Data source: MEDLINE (keywords: procalcitonin, intensive care, sepsis, postoperative sepsis, trauma); screening of the literature.
Study selection: Meta-analysis of all 49 published studies in medical, surgical, or polyvalent intensive care units or postoperative wards. Children, medical patients, and immunocompromised patients were excluded.
Data extraction: Thirty-three studies fulfilled inclusion criteria (3,943 patients, 1,828 males, 922 females; mean age: 56.1 yrs; 1,825 patients with sepsis, severe sepsis, or septic shock; 1,545 with only systemic inflammatory response syndrome); eight studies could not be analyzed statistically.
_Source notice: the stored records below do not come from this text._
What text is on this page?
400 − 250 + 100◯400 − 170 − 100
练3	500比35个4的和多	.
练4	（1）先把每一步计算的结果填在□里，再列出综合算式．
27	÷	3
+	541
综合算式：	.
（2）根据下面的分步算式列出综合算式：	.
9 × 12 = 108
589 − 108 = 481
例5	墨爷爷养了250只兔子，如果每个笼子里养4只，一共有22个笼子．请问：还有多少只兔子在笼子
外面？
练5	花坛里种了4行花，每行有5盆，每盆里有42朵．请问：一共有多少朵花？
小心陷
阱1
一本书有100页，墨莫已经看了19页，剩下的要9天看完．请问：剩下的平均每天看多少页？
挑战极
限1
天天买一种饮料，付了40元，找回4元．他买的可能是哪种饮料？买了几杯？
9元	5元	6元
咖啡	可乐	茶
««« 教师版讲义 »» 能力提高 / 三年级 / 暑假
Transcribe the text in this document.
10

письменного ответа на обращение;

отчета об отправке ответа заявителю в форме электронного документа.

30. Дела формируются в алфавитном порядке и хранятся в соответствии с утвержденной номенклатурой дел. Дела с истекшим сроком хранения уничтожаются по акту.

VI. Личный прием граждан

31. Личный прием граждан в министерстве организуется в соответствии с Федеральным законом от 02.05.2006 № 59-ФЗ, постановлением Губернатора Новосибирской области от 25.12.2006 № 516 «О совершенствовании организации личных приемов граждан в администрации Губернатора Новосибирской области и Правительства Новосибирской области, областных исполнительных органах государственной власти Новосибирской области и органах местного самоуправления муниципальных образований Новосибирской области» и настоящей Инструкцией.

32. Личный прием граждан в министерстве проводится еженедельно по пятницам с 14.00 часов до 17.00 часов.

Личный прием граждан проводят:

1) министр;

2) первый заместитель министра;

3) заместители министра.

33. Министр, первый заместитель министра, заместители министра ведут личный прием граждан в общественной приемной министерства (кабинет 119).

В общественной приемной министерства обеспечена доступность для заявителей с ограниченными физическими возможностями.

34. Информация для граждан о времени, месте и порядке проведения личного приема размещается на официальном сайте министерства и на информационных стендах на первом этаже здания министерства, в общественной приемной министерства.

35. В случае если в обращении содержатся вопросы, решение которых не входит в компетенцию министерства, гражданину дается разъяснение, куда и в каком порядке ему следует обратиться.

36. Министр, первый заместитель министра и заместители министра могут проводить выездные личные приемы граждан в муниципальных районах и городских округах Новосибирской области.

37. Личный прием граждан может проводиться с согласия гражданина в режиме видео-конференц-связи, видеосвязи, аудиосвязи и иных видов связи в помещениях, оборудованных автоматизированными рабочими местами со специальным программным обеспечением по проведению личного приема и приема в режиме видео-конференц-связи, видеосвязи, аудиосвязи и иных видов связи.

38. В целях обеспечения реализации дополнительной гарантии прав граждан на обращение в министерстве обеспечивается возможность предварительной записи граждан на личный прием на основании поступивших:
Global mortality rate was 29.3%.
Data synthesis: Global odds ratios for diagnosis of infection complicated by systemic inflammation were 15.7 for the 25 studies (2,966 patients) using procalcitonin (95% confidence interval, 9.1-27.1) and 5.4 for the 15 studies (1,322 patients) using C-reactive protein (95% confidence interval, 3.2-9.2). The summary receiver operating characteristics curve for procalcitonin was better than for C-reactive protein. In the 15 studies using both markers, the Q* value (intersection of summary receiver operating characteristics curve with the diagonal line where sensitivity equals specificity) was significantly higher for procalcitonin than for C-reactive protein (0.78 vs. 0.71, p = .02), the former test showing better accuracy.
Conclusions: Procalcitonin represents a good biological diagnostic marker for sepsis, severe sepsis, or septic shock, difficult diagnoses in critically ill patients. Procalcitonin is superior to C-reactive protein. Procalcitonin should be included in diagnostic guidelines for sepsis and in clinical practice in intensive care units.